Who tickles Tilly?  by Rob Jones.
‘Small engineering feat’: Who tickled Tilly? by Rob Jones.

Board books rarely appear in this column but have actually appeared in recent years, and Rob Jones is clearly one of the authors who enjoys the model. After the sausage dog nickname concertina-style, Where’s Brian Down?his latest book “Veeeeerrrrry Long Folded” for Babies and Toddlers, Who tickles Tilly? (Farshure, Aug. 4), the star of an incredibly tall dinosaur trying to find the tickle of its distant tail. Across the pages, I asked everyone from Valerie the T rex to Terry (roasting marshmallows on a volcano) until finally—with the entire book stretching two metres—the cute little culprit was revealed. It’s not just a story, it’s a small engineering feat. It really tickled me.

Another master of the absurd returns for the third picnic in Billy and the Beast series. Nadia Sherine Billy and the pirates (Jonathan Cape) finds our big-haired heroine and her owner Fatkat trying to return a mysterious key in a bottle to Kevin the Kraken. Expect scratches, seafaring baddies, and plenty of snacks.

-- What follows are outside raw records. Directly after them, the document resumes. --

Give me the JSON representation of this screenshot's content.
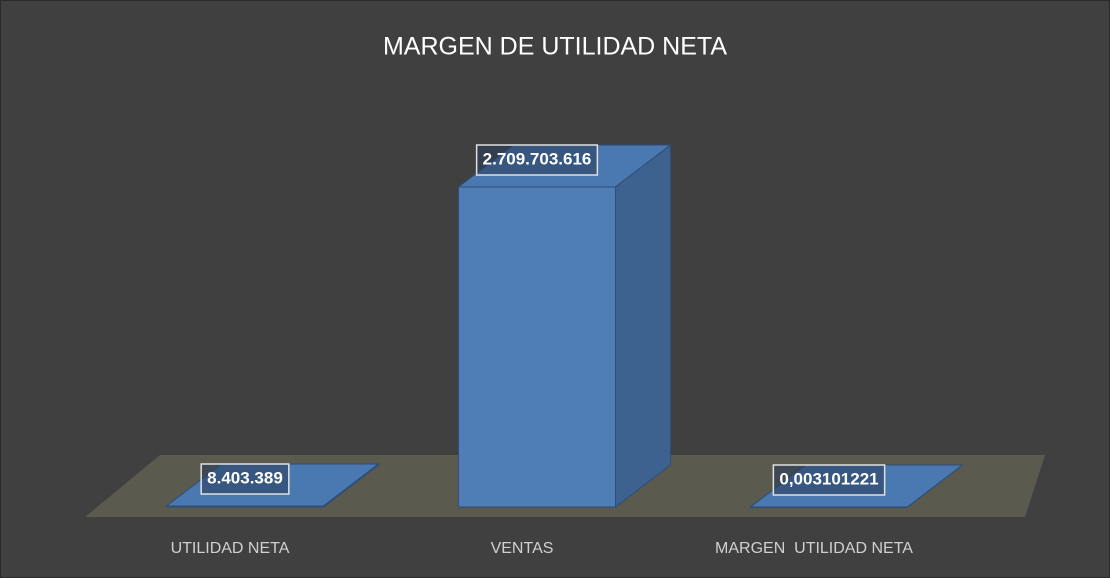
{
  "chart_data": {
    "type": "bar3d",
    "title": "MARGEN DE UTILIDAD NETA",
    "categories": [
      "UTILIDAD NETA",
      "VENTAS",
      "MARGEN  UTILIDAD NETA"
    ],
    "values": [
      8403389,
      2709703616,
      0.003101221
    ],
    "value_labels": [
      "8.403.389",
      "2.709.703.616",
      "0,003101221"
    ],
    "color": "#4f7db6"
  }
}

New to the position of Children’s Award winner, Joseph Coelho (the first black man in the role since it began in 1999) is released our horoscope (Francis Lincoln, Aug. 2), The tale of three friends who live in a “boring, gray” high-rise, illustrated by Richard Johnson. One day, children are drawn into the forest by an enchanted tree offering them a stone, allowing them to see their home in a new light. “I wanted to bring the magic of Narnia to the Tower,” said Coelho, who drew on his experience growing up in London — which seems to be the perfect mission statement at the start of a period coinciding with high bills and hard families, when books can’t fill their stomachs but can provide hope and escape.